Keep in mind that an agent handling both sides of a transaction is doing twice the work and may not feel inclined to give a discount “just because”.  In other words, there is more to simply electing to go through listing agents only so a buyer can get a supposed “deal”.

Like everything in real estate, it is usually much more complicated than that.

7. I don’t need to stick with the agent I’m working with – it doesn’t matter who I buy the house from

In theory, yes you can buy a property from whatever agent you want. If you started with one agent and they were not a fit for you, you can shift gears to another agent. Some buyers will have an agent that responds to an internet inquiry on a home show them just that property or maybe one or two more, but then will turn to another agent to further assist them for whatever reason. Others will try one agent and if they aren’t available, will call another one.

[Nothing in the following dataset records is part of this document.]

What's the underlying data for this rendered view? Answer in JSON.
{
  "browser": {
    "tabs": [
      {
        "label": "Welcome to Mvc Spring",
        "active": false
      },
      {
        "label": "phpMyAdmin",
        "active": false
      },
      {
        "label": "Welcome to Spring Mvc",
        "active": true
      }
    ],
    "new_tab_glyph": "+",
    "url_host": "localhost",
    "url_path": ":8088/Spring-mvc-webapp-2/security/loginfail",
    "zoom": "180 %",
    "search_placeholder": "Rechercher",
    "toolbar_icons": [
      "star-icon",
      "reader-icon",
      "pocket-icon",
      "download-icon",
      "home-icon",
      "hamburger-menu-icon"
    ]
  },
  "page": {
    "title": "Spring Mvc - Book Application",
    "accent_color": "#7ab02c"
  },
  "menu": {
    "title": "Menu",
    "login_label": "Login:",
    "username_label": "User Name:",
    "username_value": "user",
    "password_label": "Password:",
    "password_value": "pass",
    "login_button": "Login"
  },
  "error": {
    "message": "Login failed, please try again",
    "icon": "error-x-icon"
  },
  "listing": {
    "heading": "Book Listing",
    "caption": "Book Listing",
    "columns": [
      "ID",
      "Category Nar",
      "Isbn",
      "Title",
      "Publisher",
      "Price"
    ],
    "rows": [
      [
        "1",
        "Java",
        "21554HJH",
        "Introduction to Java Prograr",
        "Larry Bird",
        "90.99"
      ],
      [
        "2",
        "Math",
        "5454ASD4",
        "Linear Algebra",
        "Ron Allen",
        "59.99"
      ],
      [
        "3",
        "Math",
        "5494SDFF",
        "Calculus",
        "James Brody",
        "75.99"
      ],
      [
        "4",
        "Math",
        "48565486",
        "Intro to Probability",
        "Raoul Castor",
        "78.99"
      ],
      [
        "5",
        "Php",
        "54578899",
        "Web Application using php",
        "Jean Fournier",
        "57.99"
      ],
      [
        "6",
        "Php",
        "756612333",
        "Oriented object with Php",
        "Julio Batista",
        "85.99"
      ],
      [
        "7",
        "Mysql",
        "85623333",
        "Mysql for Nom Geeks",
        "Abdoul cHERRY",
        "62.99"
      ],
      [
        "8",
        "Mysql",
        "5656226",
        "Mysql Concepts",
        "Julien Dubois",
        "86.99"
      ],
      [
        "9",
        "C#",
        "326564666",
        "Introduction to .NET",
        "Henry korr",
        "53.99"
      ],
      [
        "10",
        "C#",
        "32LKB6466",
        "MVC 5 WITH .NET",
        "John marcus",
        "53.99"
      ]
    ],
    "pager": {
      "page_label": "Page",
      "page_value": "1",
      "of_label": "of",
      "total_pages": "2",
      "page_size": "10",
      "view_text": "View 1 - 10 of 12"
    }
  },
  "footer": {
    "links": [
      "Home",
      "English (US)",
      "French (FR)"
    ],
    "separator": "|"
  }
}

Each time you engage with an agent, they are typically offer to set you up with information on new listings and the latest market information.  However, the more consumers change agents, it will cause a lot of confusion and consternation. The real estate community is pretty insular and it will quickly become known in the community that you were the same buyer that has looked at the property five times with three different agents.

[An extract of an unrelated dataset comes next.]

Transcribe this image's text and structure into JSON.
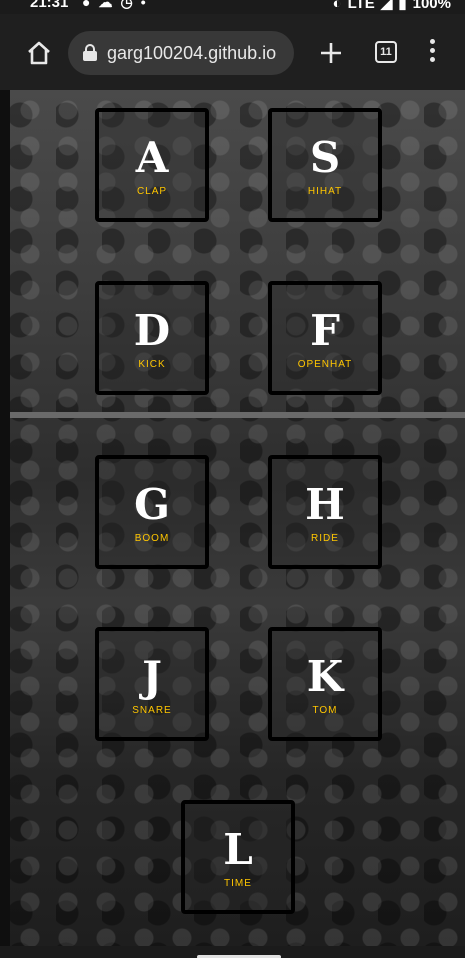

It may raise some eyebrows as to your seriousness and what kind of buyer you will be to deal with. Word gets out pretty fast and consumers may end up on the “most unwanted list” that top agents will not want to deal with.

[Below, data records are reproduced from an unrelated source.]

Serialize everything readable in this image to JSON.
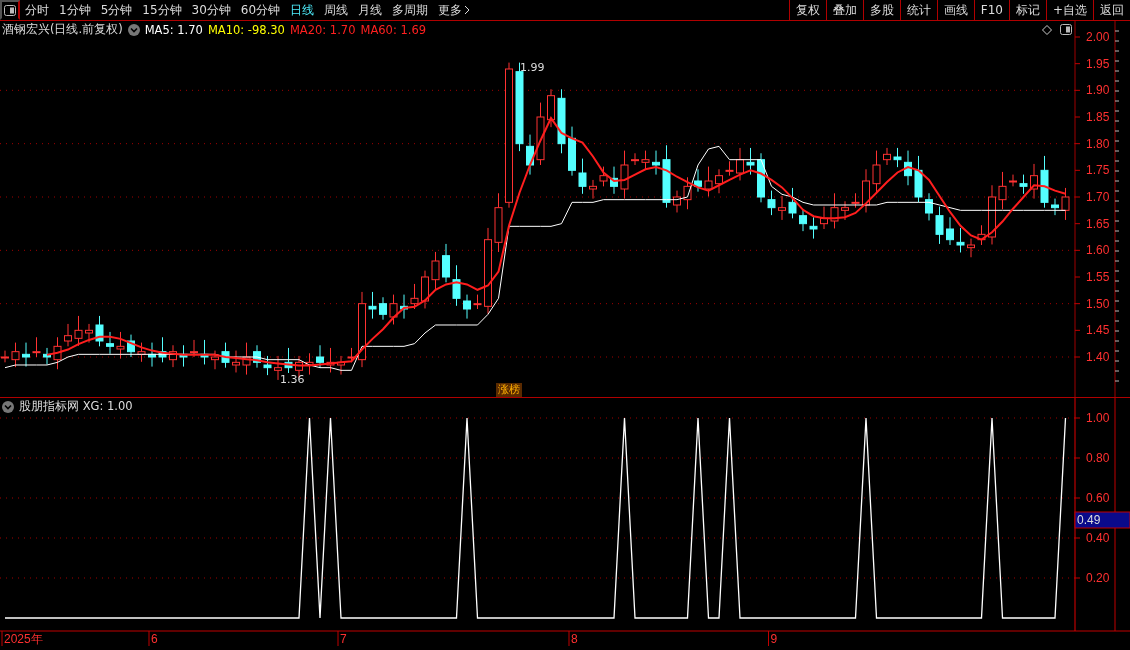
{
  "toolbar": {
    "tabs": [
      {
        "label": "分时",
        "selected": false
      },
      {
        "label": "1分钟",
        "selected": false
      },
      {
        "label": "5分钟",
        "selected": false
      },
      {
        "label": "15分钟",
        "selected": false
      },
      {
        "label": "30分钟",
        "selected": false
      },
      {
        "label": "60分钟",
        "selected": false
      },
      {
        "label": "日线",
        "selected": true
      },
      {
        "label": "周线",
        "selected": false
      },
      {
        "label": "月线",
        "selected": false
      },
      {
        "label": "多周期",
        "selected": false
      },
      {
        "label": "更多",
        "selected": false
      }
    ],
    "actions": [
      "复权",
      "叠加",
      "多股",
      "统计",
      "画线",
      "F10",
      "标记",
      "+自选",
      "返回"
    ]
  },
  "main_panel": {
    "title": "酒钢宏兴(日线.前复权)",
    "indicators": [
      {
        "label": "MA5: 1.70",
        "color": "#ffffff"
      },
      {
        "label": "MA10: -98.30",
        "color": "#ffff00"
      },
      {
        "label": "MA20: 1.70",
        "color": "#ff2020"
      },
      {
        "label": "MA60: 1.69",
        "color": "#ff2020"
      }
    ],
    "price_axis": [
      "2.00",
      "1.95",
      "1.90",
      "1.85",
      "1.80",
      "1.75",
      "1.70",
      "1.65",
      "1.60",
      "1.55",
      "1.50",
      "1.45",
      "1.40"
    ],
    "high_label": "1.99",
    "low_label": "1.36",
    "tag": "涨榜"
  },
  "indicator_panel": {
    "title": "股朋指标网 XG: 1.00",
    "current_reading": "0.49",
    "date_axis": [
      "2025年",
      "6",
      "7",
      "8",
      "9"
    ],
    "chart_data": {
      "type": "line",
      "series": [
        {
          "color": "#ffffff",
          "values": [
            0,
            0,
            0,
            0,
            0,
            0,
            0,
            0,
            0,
            0,
            0,
            0,
            0,
            0,
            0,
            0,
            0,
            0,
            0,
            0,
            0,
            0,
            0,
            0,
            0,
            0,
            0,
            0,
            0,
            1,
            0,
            1,
            0,
            0,
            0,
            0,
            0,
            0,
            0,
            0,
            0,
            0,
            0,
            0,
            1,
            0,
            0,
            0,
            0,
            0,
            0,
            0,
            0,
            0,
            0,
            0,
            0,
            0,
            0,
            1,
            0,
            0,
            0,
            0,
            0,
            0,
            1,
            0,
            0,
            1,
            0,
            0,
            0,
            0,
            0,
            0,
            0,
            0,
            0,
            0,
            0,
            0,
            1,
            0,
            0,
            0,
            0,
            0,
            0,
            0,
            0,
            0,
            0,
            0,
            1,
            0,
            0,
            0,
            0,
            0,
            0,
            1
          ]
        }
      ],
      "ylim": [
        -0.065,
        1.1
      ],
      "grid": true,
      "yticks": [
        {
          "value": 0.2,
          "label": "0.20"
        },
        {
          "value": 0.4,
          "label": "0.40"
        },
        {
          "value": 0.6,
          "label": "0.60"
        },
        {
          "value": 0.8,
          "label": "0.80"
        },
        {
          "value": 1.0,
          "label": "1.00"
        }
      ]
    }
  }
}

8. Agents are hungry for business, so of course they will work with me, no matter what I want to buy or sell

Well … maybe. While most agents are motivated by opportunity, they also recognize that time is money.  One of the most precious commodities that an agent is giving is of their time, and that is often more valuable than money.

Agents want to focus their time on activities that will lead to productivity.  So while consumers may think every agent is waiting to drop everything to run out and show them a property no matter where or what it is, think again. It can be costly for an agent to work on something that is a road to nowhere.

The unrealistic property search looking for the impossible, exhausting every possible option with resales, including bringing in contractors and interior designers for remodeling ideas, checking into every new construction opportunity only for nothing to be suitable results in a lot of lost time.

Marketing the heck out of an overpriced listing and leaving no stone unturned, only to result in it not selling, or sellers rejecting reasonable offers leaves an agent with a lot of bills for photos, video, staging, print advertising and digital ad campaigns. So no, not every agent wants to continually handle these situations. These are often encounters taken on by unsuspecting real estate rookies who are ripe with hope and green for opportunity.

Almost every agent needs a few of these situations under their belt to know better the next time. Because the most they may get after putting forth a tremendous amount of effort is a “thank you” and that is a huge “maybe,” if that.

Wise agents learn to assess the opportunity cost of every lead to determine what is and isn’t viable. Trying to be everything to everyone only results in burnout.